China is playing down its differences with the United States and is pledging long-term cooperation with Washington. This comes just one day after Beijing reacted angrily to a U.S. report criticizing China's human rights abuses.
Foreign Minister Tang Jiaxuan says China and the United States continue to enjoy a constructive, cooperative relationship, despite their disagreements.
At a news conference in Beijing Wednesday, Mr. Tang said that friendly Sino-American relations are in the long-term interests of both countries, and vital to preserving world peace and stability. He says China will continue to narrow its differences with the United States through increased contact.
Mr. Tang made no mention of a host of disagreements still dogging Sino-American relations, ranging from human rights and religious freedoms to missile defense and nonproliferation. Just one day earlier, Beijing lashed out against the U.S. State Department's annual human rights report, which criticized China for its abuse of religious and other freedoms.

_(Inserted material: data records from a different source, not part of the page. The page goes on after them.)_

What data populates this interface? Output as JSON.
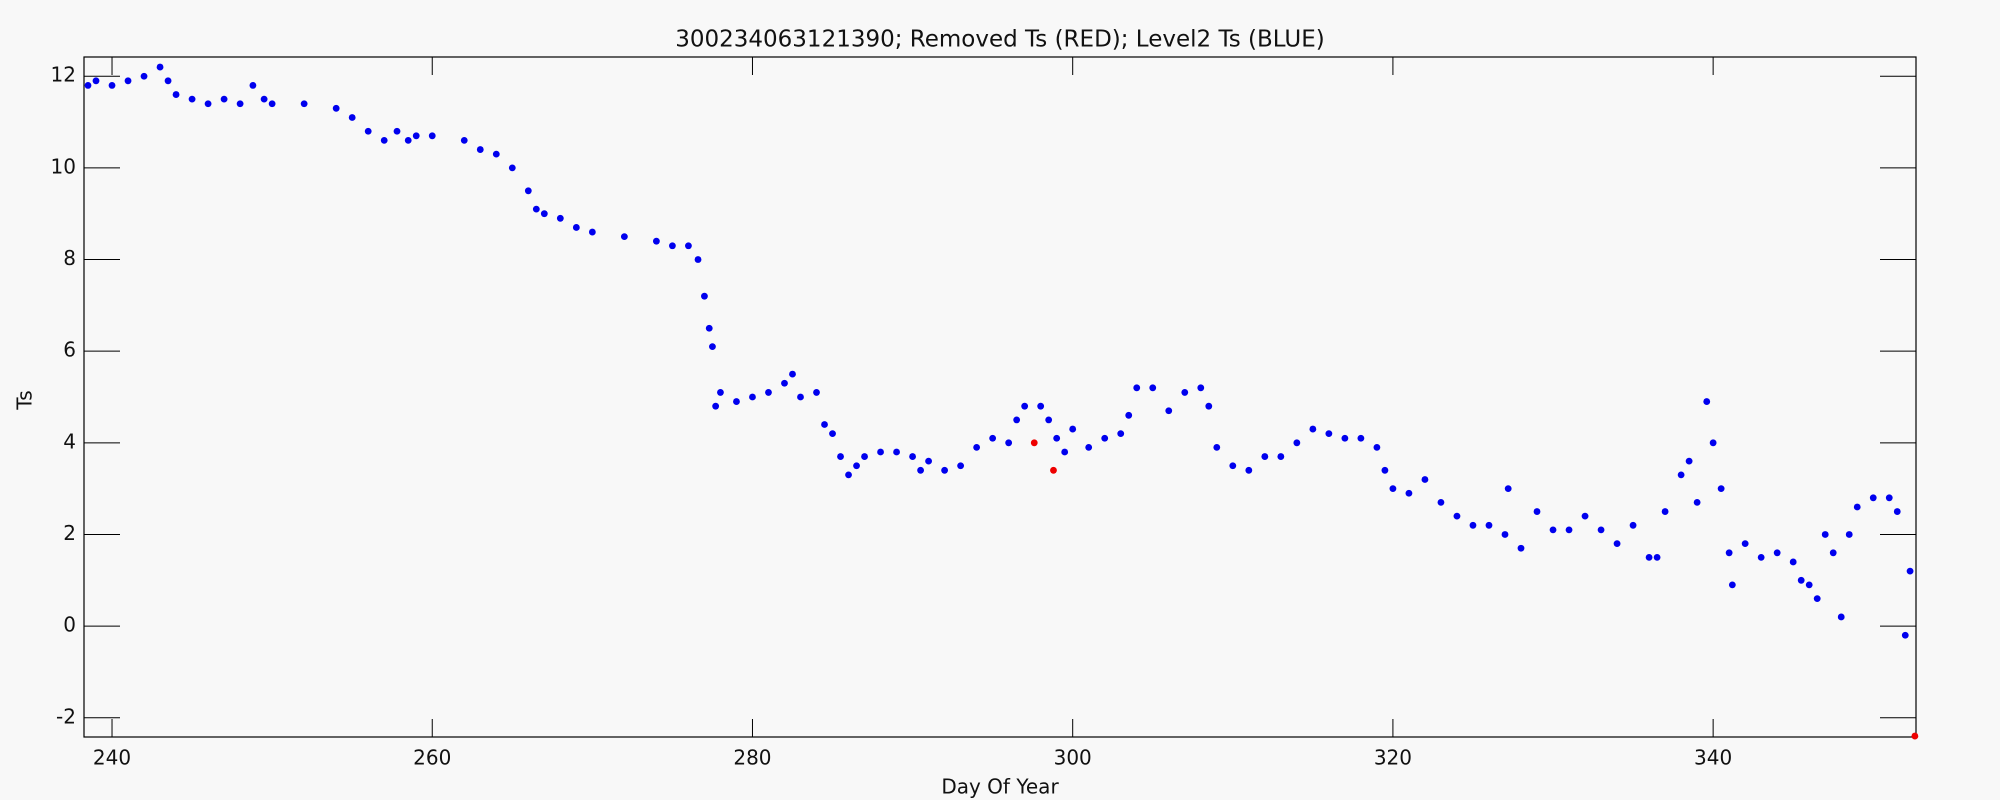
{
  "chart_data": {
    "type": "scatter",
    "title": "300234063121390; Removed Ts (RED); Level2 Ts (BLUE)",
    "x_label": "Day Of Year",
    "y_label": "Ts",
    "xlim": [
      238.25,
      352.67
    ],
    "ylim": [
      -2.42,
      12.42
    ],
    "xticks": [
      240,
      260,
      280,
      300,
      320,
      340
    ],
    "yticks": [
      -2,
      0,
      2,
      4,
      6,
      8,
      10,
      12
    ],
    "series": [
      {
        "color": "#0000ee",
        "x": [
          238.5,
          239,
          240,
          241,
          242,
          243,
          243.5,
          244,
          245,
          246,
          247,
          248,
          248.8,
          249.5,
          250,
          252,
          254,
          255,
          256,
          257,
          257.8,
          258.5,
          259,
          260,
          262,
          263,
          264,
          265,
          266,
          266.5,
          267,
          268,
          269,
          270,
          272,
          274,
          275,
          276,
          276.6,
          277,
          277.3,
          277.5,
          277.7,
          278,
          279,
          280,
          281,
          282,
          282.5,
          283,
          284,
          284.5,
          285,
          285.5,
          286,
          286.5,
          287,
          288,
          289,
          290,
          290.5,
          291,
          292,
          293,
          294,
          295,
          296,
          296.5,
          297,
          298,
          298.5,
          299,
          299.5,
          300,
          301,
          302,
          303,
          303.5,
          304,
          305,
          306,
          307,
          308,
          308.5,
          309,
          310,
          311,
          312,
          313,
          314,
          315,
          316,
          317,
          318,
          319,
          319.5,
          320,
          321,
          322,
          323,
          324,
          325,
          326,
          327,
          327.2,
          328,
          329,
          330,
          331,
          332,
          333,
          334,
          335,
          336,
          336.5,
          337,
          338,
          338.5,
          339,
          339.6,
          340,
          340.5,
          341,
          341.2,
          342,
          343,
          344,
          345,
          345.5,
          346,
          346.5,
          347,
          347.5,
          348,
          348.5,
          349,
          350,
          351,
          351.5,
          352,
          352.3
        ],
        "values": [
          11.8,
          11.9,
          11.8,
          11.9,
          12.0,
          12.2,
          11.9,
          11.6,
          11.5,
          11.4,
          11.5,
          11.4,
          11.8,
          11.5,
          11.4,
          11.4,
          11.3,
          11.1,
          10.8,
          10.6,
          10.8,
          10.6,
          10.7,
          10.7,
          10.6,
          10.4,
          10.3,
          10.0,
          9.5,
          9.1,
          9.0,
          8.9,
          8.7,
          8.6,
          8.5,
          8.4,
          8.3,
          8.3,
          8.0,
          7.2,
          6.5,
          6.1,
          4.8,
          5.1,
          4.9,
          5.0,
          5.1,
          5.3,
          5.5,
          5.0,
          5.1,
          4.4,
          4.2,
          3.7,
          3.3,
          3.5,
          3.7,
          3.8,
          3.8,
          3.7,
          3.4,
          3.6,
          3.4,
          3.5,
          3.9,
          4.1,
          4.0,
          4.5,
          4.8,
          4.8,
          4.5,
          4.1,
          3.8,
          4.3,
          3.9,
          4.1,
          4.2,
          4.6,
          5.2,
          5.2,
          4.7,
          5.1,
          5.2,
          4.8,
          3.9,
          3.5,
          3.4,
          3.7,
          3.7,
          4.0,
          4.3,
          4.2,
          4.1,
          4.1,
          3.9,
          3.4,
          3.0,
          2.9,
          3.2,
          2.7,
          2.4,
          2.2,
          2.2,
          2.0,
          3.0,
          1.7,
          2.5,
          2.1,
          2.1,
          2.4,
          2.1,
          1.8,
          2.2,
          1.5,
          1.5,
          2.5,
          3.3,
          3.6,
          2.7,
          4.9,
          4.0,
          3.0,
          1.6,
          0.9,
          1.8,
          1.5,
          1.6,
          1.4,
          1.0,
          0.9,
          0.6,
          2.0,
          1.6,
          0.2,
          2.0,
          2.6,
          2.8,
          2.8,
          2.5,
          -0.2,
          1.2
        ]
      },
      {
        "color": "#ee0000",
        "x": [
          297.6,
          298.8,
          352.6
        ],
        "values": [
          4.0,
          3.4,
          -2.4
        ]
      }
    ]
  }
}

Chinese and American officials now are holding talks in Washington about China's alleged exports of weapons technology to countries such as Pakistan and Iran. During his visit to Beijing two weeks ago, Mr. Bush failed to clinch an agreement on arms proliferation.
In his only indication of dissatisfaction with the United States, Mr. Tang said China strongly opposes the Taiwan Relations Act. The act obliges the United States to defend Taiwan if it comes under attack from the mainland. He says Taiwan is the most important and sensitive issue in Sino-American relations.
Separately, Mr. Tang said China wants to preserve close and friendly relations with both of its South Asian neighbors, India and Pakistan. He called on both countries to use peaceful means to resolve their disputes. An attack on India's Parliament late last year by suspected Pakistani terrorists brought the two nuclear-armed nations to the verge of war.